Surprised that the vascular surgeon told him to complete the arthroplasty. That extra hour or so of ischemia time was critical to her eventual poor outcome. The Orthopod did very little wrong. The vascular surgeon should be the one sued. Axillary artery injuries are infrequent during shoulder arthroplasty procedures, but I would not say that they are rare.
Yes, that struck me as well (as a non-ortho or vascular expert). An ischemic limb seems like an acute emergency... that being said a Reddit commenter noted that apparently the standard teaching is that you have up to 2 hours to resolve this before there is any real risk of damage.
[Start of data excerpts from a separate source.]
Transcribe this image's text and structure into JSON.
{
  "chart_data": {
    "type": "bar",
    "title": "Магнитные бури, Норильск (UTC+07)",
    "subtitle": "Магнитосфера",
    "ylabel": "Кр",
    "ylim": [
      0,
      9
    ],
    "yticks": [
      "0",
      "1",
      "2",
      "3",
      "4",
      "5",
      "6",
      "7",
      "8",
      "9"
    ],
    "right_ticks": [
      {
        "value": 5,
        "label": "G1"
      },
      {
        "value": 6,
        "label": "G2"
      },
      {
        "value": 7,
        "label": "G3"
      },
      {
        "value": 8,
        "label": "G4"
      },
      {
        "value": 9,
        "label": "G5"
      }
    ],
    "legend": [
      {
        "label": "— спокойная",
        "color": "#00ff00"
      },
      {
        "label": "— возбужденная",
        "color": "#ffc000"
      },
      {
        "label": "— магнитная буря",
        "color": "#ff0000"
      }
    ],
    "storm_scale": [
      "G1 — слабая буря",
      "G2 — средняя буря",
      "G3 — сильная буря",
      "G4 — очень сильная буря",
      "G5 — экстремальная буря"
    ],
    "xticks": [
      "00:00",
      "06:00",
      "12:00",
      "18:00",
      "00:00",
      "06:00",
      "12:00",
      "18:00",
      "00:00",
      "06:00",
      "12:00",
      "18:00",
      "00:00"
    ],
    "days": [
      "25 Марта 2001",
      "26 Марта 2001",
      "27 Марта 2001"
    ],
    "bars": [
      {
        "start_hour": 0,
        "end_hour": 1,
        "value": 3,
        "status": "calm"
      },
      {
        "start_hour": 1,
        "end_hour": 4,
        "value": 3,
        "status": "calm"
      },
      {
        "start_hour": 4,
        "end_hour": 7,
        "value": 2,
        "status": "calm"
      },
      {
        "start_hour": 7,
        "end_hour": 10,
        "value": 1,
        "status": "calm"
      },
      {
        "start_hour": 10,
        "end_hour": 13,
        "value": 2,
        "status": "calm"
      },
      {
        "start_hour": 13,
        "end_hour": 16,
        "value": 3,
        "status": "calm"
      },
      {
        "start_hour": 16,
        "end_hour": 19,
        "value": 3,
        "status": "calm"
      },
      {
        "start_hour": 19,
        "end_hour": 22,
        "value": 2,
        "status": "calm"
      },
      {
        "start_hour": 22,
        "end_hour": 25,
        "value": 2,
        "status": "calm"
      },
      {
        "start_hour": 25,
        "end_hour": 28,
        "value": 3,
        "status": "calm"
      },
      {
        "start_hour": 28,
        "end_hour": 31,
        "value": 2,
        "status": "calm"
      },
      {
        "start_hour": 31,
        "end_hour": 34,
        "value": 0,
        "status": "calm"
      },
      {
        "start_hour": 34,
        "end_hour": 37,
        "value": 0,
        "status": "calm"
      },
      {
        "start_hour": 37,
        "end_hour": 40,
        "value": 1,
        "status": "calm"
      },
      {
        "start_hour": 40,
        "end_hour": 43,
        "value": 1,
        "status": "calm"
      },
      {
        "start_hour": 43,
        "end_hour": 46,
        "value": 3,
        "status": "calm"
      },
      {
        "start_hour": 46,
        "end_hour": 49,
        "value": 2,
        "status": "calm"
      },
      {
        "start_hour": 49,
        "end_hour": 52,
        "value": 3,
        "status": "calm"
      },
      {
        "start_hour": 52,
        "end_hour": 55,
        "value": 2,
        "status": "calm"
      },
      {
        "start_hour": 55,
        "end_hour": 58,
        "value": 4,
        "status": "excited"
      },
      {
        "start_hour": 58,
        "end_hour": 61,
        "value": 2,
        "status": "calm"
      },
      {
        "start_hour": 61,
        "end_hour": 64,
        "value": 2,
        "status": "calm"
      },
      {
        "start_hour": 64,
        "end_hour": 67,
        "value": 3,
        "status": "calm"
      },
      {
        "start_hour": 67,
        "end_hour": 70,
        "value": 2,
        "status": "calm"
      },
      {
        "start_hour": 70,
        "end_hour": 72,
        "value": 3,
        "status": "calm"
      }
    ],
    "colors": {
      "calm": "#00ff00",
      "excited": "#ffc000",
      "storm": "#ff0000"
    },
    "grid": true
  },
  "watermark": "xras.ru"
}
Tough to say exactly why they decided to complete the arthroplasty before doing the revascularization, especially without knowing all the specifics...
but maybe it is because they wanted to avoid doing the bypass in an incomplete arthroplasty with shortened and floppy shoulder/arm that would soon after be pulled and yanked in all directions in order to finish the reverse shoulder.
I suppose it could be argued that getting the final length/stability/alignement right first (if ischemia time is short) could be preferable so that the vascular repair could be undertaken in a stable environment? Then again, feel free to correct me, I would be curious to know a vascular surgeon's opinion on the matter/order of procedure!
Like in knee fracture/dislocation cases with vascular injury for example. Common to first perform a quick reduction and temporarily stabilize the limb with an external fixator to maintain reduction/length/alignement/create a stable environment, followed by the vascular procedure.